Background: I'm using WF 4.0. My web app and workflow are running on a farm (4 machines). All references from web app to workflow use "http://localhost/..". Workflow persistance is kept on one database using SQL Server 2005. Running on Windows Server 2008.
Scenario: ServerA creates new workflow and processing completes when it reaches a Pick Activity which contains Receive Activities as its branches. Just before the Pick activity, an app-specific flag is set in the database to indicate that workflow is ready to listen to the next request. A bookmark is created in the workflow persistance database. ServerB uses correlation to resume the existing workflow and processing continues until it reaches the next Pick Activity. And on and on.
Scenario above works fine in most cases, except when ServerB attempts to resume the workflow soon after the "app-specific flag" is set. This flag is a custom action that allows me to notify the user that he can continue with the next operation. HOWEVER, in most cases this will fail with an InstanceLockedException. The server shows that there were a number of attempts and then it tries to redirect to yet another server before it throws another exception called RedirectionException.

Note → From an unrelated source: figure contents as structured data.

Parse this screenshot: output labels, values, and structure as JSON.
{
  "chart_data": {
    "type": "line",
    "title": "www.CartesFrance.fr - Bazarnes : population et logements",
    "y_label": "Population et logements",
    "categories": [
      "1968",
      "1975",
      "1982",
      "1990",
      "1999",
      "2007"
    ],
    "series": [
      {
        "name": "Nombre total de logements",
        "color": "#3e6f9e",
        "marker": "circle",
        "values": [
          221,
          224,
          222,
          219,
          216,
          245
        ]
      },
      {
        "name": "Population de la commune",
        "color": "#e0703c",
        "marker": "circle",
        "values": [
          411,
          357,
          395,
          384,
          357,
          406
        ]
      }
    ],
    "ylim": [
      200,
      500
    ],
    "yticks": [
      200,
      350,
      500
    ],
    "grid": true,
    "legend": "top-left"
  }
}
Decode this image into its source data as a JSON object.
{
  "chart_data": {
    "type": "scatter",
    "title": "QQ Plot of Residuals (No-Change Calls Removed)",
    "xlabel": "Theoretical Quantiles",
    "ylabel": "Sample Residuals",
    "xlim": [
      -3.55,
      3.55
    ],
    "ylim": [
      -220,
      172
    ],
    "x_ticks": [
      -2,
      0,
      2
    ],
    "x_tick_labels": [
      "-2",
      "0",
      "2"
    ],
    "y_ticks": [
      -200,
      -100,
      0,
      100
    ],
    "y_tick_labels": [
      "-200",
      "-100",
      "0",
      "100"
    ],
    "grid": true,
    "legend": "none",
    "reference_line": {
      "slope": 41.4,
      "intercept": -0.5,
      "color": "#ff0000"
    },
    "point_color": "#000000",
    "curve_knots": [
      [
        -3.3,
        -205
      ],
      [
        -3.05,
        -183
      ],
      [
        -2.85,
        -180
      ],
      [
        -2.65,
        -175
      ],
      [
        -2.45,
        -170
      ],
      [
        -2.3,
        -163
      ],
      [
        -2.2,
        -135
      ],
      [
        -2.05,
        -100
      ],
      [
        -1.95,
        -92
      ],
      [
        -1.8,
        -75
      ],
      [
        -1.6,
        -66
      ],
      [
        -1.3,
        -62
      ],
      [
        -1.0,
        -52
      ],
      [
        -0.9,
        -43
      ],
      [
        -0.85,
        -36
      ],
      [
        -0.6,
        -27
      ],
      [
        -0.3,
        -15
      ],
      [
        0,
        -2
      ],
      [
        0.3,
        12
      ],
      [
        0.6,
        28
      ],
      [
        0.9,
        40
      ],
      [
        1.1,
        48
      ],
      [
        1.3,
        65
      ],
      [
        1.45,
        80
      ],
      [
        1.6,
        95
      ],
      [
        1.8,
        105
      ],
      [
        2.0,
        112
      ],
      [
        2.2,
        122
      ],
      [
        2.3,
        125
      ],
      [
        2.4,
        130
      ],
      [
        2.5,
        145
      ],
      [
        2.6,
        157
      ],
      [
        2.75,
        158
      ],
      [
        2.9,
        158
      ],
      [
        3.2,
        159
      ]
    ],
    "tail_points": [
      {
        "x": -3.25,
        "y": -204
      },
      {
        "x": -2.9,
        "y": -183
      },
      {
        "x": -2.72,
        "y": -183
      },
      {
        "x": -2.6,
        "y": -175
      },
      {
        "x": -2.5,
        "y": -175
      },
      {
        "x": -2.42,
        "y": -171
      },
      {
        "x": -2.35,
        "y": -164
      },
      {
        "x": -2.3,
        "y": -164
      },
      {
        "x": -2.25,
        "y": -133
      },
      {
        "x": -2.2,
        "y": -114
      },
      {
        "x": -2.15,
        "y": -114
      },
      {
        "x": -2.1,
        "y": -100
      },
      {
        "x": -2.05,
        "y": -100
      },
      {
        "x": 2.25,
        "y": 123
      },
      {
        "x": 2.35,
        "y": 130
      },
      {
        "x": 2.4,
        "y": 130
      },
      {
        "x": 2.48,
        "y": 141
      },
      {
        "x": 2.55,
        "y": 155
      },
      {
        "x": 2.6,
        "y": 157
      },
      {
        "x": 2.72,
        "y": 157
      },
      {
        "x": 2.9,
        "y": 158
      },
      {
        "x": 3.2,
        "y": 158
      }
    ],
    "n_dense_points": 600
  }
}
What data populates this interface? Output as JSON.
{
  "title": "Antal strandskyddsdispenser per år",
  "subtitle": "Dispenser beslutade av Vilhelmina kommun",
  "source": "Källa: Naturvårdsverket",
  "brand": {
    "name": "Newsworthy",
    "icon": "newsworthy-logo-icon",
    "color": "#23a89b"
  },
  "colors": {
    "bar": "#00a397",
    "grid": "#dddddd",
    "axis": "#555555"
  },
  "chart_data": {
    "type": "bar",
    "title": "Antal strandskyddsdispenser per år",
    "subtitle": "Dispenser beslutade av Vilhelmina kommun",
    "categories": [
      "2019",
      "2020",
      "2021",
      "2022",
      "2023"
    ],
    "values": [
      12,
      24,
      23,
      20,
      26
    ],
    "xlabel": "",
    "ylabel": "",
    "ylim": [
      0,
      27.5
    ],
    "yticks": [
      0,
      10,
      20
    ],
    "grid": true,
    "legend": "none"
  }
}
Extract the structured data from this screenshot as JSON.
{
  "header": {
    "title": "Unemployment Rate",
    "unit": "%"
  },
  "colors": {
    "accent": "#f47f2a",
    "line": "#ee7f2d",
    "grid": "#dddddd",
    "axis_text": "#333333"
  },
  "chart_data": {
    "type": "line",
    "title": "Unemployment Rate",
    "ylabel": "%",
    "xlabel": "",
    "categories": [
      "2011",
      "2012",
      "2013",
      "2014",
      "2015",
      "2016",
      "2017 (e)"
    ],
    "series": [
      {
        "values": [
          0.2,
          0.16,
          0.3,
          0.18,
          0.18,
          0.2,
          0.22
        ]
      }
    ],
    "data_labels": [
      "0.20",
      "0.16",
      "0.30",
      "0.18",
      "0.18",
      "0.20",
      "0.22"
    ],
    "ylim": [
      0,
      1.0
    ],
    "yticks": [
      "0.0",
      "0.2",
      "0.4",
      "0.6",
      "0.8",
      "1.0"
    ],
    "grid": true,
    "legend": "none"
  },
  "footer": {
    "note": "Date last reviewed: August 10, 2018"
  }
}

Currently my WCF configuration is set to the following:
<sqlWorkflowInstanceStore connectionString="[conn str]"
instanceEncodingOption="None"
instanceCompletionAction="DeleteNothing"
instanceLockedExceptionAction="BasicRetry"
hostLockRenewalPeriod="00:00:30"
runnableInstancesDetectionPeriod="00:00:05" />
I'm not sure if I should use AgressiveRetry or change the renewal and detection periods... Or if I need to do something totally different. Your input is greatly appreciated.
Make sure you set the timeToUnload and timeToPersist to 00:00:00. This is the recommended setting for load balanced wf hosts.
http://msdn.microsoft.com/en-us/library/ff383824.aspx